I was born in Buenos Aires, Argentina, of a Paraguayan father and an Italian mother, and was raised in a Calabrian-speaking family (Italo-Romance). 

Trained as a linguist at the Université Paris V-René Descartes-Sorbonne and Stanford University, I am currently Professor of Spanish Linguistics in the Department of Romance Studies at UNC-Chapel Hill. I am also Adjunct Faculty in the Department of Psychology and Neuroscience, and Affiliated Faculty in the Program in American Indian and Indigenous Studies, and the Program in Global Studies. In the past I directed the Language Contact and Multilingualism Working Group at UNC and Duke, and the Guaraní Working Group at UNC (funded by the UNC-Duke Consortium in Latin American and Caribbean Studies).
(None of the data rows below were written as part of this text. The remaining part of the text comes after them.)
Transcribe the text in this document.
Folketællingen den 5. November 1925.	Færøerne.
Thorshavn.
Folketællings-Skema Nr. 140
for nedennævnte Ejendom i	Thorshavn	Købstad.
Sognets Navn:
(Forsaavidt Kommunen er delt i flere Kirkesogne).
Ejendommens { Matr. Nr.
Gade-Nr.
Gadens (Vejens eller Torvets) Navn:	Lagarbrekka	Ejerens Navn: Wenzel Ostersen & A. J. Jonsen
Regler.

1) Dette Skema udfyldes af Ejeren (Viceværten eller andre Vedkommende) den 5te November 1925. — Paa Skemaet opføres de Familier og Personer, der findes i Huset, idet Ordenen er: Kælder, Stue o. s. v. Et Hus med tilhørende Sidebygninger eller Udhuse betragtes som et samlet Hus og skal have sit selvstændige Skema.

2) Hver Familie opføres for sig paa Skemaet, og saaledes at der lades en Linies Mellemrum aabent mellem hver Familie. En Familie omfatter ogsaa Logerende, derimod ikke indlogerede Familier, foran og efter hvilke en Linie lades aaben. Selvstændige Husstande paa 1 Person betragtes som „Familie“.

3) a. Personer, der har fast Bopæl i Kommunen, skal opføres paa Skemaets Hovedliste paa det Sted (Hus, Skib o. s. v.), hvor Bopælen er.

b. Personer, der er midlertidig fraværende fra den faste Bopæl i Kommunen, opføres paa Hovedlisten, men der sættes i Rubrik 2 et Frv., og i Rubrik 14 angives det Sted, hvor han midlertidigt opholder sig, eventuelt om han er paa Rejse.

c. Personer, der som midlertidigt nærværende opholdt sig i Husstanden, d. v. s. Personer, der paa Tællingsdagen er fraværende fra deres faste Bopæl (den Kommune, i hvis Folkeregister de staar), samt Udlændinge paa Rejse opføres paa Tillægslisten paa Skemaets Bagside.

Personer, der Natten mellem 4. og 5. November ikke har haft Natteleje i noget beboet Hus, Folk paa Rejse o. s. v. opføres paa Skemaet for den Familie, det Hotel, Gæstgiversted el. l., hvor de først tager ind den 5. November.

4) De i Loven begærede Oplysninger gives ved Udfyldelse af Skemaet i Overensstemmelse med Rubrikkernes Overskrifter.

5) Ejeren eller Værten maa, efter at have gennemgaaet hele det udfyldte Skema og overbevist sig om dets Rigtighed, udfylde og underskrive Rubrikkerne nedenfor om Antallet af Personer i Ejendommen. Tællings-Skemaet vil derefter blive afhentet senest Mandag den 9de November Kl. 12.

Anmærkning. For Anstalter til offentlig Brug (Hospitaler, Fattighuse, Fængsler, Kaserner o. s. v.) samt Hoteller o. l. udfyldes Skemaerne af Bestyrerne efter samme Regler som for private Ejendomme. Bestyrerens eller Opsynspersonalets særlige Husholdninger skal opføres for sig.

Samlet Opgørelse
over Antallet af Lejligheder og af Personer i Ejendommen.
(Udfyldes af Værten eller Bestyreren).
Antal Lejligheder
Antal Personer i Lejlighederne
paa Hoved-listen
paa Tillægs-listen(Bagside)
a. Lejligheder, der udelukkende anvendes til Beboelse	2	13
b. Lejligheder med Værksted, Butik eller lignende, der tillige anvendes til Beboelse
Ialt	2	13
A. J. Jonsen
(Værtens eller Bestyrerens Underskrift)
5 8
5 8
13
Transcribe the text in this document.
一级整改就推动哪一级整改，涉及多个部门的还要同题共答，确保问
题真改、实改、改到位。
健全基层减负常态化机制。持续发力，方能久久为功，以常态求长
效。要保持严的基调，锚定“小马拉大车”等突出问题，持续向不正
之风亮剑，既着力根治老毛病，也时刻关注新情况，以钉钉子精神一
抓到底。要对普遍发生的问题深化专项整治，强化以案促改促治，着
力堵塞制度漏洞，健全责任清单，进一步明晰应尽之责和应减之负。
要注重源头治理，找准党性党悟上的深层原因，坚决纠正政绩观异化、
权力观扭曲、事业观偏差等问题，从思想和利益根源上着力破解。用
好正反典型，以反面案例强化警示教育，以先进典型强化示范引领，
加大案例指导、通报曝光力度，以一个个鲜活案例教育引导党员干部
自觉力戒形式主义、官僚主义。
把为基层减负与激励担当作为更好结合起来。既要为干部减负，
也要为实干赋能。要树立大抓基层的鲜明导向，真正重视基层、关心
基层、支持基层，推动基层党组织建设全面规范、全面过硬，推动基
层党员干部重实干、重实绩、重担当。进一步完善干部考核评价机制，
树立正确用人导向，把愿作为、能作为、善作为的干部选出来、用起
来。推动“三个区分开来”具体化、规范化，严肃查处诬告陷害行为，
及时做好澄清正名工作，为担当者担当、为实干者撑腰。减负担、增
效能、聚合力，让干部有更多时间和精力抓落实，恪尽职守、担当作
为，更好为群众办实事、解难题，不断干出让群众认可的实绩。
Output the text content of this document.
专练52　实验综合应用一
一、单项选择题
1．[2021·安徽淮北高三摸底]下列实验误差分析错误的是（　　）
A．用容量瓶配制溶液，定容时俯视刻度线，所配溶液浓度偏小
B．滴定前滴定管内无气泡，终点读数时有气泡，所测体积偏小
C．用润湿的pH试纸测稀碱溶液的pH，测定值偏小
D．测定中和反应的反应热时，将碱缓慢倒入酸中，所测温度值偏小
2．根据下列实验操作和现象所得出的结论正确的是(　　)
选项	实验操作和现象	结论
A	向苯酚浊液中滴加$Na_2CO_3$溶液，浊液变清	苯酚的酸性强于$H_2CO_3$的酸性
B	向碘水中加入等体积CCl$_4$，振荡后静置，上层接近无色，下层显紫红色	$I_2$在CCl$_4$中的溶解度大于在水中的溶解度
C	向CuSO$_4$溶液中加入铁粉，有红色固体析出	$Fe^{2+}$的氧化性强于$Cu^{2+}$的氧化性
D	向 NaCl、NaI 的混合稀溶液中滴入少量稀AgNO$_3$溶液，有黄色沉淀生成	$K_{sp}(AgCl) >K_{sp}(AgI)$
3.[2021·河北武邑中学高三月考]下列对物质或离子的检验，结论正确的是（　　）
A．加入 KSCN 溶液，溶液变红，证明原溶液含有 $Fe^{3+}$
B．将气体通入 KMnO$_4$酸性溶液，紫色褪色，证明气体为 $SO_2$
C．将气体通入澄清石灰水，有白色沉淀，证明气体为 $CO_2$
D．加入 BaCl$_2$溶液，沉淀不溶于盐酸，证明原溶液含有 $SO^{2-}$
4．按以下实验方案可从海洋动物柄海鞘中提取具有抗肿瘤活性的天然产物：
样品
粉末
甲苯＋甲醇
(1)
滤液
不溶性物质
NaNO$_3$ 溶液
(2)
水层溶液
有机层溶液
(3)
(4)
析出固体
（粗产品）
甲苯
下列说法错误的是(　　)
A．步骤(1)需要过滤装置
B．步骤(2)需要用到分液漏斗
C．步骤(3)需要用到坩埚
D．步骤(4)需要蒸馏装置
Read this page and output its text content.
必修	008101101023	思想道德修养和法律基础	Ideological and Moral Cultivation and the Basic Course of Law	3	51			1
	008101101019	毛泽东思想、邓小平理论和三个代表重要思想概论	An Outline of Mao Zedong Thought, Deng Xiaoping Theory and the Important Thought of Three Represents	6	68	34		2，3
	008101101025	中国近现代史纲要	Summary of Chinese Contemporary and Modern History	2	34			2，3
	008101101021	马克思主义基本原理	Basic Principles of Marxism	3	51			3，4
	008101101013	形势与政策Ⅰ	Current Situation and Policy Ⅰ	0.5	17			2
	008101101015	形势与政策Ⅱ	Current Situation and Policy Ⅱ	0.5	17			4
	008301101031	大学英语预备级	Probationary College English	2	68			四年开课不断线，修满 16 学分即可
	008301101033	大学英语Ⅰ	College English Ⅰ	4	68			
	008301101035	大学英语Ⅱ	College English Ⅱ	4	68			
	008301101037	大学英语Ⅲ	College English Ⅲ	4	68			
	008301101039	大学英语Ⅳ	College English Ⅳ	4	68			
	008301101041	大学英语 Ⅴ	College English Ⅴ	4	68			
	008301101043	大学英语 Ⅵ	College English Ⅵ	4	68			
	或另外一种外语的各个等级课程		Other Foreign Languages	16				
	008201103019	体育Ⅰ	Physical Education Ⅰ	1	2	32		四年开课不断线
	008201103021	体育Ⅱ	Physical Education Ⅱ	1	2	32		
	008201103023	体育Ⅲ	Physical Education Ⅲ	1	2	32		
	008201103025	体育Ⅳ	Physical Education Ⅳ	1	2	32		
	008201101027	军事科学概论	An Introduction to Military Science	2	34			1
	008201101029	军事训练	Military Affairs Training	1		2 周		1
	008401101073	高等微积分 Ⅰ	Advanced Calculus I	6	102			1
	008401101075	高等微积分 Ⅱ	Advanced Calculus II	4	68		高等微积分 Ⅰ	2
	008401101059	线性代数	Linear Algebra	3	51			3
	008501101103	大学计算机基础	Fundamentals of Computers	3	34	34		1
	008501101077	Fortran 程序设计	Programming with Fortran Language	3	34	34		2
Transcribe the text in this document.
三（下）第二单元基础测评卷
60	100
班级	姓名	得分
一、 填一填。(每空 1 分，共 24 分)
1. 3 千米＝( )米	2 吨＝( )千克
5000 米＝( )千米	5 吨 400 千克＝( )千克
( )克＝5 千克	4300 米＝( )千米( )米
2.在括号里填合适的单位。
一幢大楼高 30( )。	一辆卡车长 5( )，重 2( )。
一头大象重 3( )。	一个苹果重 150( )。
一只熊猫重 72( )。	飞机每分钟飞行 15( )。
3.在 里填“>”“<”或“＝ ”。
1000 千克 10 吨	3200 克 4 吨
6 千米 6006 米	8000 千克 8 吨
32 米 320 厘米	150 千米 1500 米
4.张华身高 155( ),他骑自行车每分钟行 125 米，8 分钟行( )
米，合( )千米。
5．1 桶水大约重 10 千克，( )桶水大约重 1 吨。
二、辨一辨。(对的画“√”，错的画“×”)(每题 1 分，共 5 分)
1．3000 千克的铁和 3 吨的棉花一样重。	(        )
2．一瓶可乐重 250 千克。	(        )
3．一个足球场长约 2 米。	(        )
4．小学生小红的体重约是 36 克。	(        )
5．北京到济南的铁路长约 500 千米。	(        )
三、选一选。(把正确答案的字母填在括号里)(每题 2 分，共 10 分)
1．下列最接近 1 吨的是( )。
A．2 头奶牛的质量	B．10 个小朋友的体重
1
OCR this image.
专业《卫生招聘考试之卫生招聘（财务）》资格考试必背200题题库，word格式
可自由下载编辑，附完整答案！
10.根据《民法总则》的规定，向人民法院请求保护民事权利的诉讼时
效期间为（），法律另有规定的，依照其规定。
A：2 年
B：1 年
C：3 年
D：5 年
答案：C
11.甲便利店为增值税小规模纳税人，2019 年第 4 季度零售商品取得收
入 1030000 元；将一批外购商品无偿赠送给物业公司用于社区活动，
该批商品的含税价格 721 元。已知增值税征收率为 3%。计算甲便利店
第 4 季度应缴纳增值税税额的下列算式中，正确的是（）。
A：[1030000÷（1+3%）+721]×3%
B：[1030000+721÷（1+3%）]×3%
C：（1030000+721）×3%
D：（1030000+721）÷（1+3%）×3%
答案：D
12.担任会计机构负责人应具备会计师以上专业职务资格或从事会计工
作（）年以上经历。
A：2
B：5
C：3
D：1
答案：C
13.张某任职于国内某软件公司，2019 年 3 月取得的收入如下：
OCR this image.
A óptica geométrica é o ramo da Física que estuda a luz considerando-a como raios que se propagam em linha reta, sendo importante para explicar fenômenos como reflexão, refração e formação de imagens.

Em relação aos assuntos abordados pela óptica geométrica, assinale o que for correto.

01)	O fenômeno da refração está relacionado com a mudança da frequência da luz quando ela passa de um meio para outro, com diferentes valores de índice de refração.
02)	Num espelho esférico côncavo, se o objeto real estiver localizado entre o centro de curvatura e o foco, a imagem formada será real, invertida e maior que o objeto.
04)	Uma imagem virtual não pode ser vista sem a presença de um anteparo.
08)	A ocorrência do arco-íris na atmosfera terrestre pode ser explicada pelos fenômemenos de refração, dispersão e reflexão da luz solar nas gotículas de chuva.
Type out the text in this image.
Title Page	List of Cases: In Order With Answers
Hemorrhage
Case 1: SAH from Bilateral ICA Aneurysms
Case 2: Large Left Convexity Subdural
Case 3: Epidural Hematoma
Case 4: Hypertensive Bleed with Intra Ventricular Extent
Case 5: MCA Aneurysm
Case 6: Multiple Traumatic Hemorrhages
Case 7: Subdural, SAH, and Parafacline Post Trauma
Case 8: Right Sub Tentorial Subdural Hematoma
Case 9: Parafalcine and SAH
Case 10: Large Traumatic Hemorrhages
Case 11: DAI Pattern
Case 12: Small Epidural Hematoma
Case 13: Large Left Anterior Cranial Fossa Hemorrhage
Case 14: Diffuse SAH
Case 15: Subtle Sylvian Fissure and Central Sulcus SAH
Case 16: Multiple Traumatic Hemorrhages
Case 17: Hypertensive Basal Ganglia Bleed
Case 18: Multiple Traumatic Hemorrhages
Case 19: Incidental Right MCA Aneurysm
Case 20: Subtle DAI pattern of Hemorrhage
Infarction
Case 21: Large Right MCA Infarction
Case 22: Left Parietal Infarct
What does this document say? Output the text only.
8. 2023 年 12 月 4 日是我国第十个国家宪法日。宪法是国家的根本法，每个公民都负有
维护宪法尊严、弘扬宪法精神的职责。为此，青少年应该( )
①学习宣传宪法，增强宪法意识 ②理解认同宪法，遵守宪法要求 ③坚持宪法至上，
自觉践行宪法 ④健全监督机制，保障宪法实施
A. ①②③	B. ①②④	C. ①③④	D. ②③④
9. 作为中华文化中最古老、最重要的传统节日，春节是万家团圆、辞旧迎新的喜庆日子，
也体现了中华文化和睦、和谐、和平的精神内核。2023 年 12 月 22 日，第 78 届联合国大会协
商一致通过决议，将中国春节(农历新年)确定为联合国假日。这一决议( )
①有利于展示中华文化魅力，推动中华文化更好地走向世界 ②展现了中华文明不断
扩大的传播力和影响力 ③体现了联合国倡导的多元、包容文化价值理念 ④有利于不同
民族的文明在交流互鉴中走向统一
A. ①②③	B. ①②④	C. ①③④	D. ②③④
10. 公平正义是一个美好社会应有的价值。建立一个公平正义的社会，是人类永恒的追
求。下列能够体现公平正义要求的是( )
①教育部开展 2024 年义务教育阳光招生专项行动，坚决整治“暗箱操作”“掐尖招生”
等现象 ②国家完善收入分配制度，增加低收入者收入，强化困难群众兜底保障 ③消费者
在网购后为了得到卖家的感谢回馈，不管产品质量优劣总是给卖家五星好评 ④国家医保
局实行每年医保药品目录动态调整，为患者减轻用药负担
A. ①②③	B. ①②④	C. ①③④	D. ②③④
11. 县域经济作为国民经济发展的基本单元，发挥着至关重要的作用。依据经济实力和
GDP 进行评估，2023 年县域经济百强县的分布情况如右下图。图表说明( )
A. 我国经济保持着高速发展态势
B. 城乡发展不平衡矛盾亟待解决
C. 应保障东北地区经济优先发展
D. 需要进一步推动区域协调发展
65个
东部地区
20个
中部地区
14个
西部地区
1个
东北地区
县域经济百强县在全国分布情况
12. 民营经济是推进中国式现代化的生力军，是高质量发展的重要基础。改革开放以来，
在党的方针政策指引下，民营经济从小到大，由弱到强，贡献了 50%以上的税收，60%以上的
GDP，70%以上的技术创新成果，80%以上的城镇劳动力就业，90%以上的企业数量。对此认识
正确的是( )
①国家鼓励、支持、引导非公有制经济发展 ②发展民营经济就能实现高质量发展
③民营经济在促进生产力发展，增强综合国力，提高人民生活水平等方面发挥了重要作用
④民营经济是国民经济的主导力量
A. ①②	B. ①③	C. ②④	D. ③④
My new current project focuses on the creation of the first grammar of Rusitène, an Italo-Romance language from the Alto Ionio Cosentino, in Calabria, southern Italy, of which I am a heritage speaker.  I continue to work on the grammar of Guaraní languages in Paraguay and Argentina (antipassive voice, derivational morphology, nasal harmony), Guarani-Spanish contact, and the syntax of Argentinian Spanish.

Past projects and other interests of mine include first language acquisition in typical and atypical populations, especially autism and fragile X syndrome, and the use of social media data for linguistic analysis.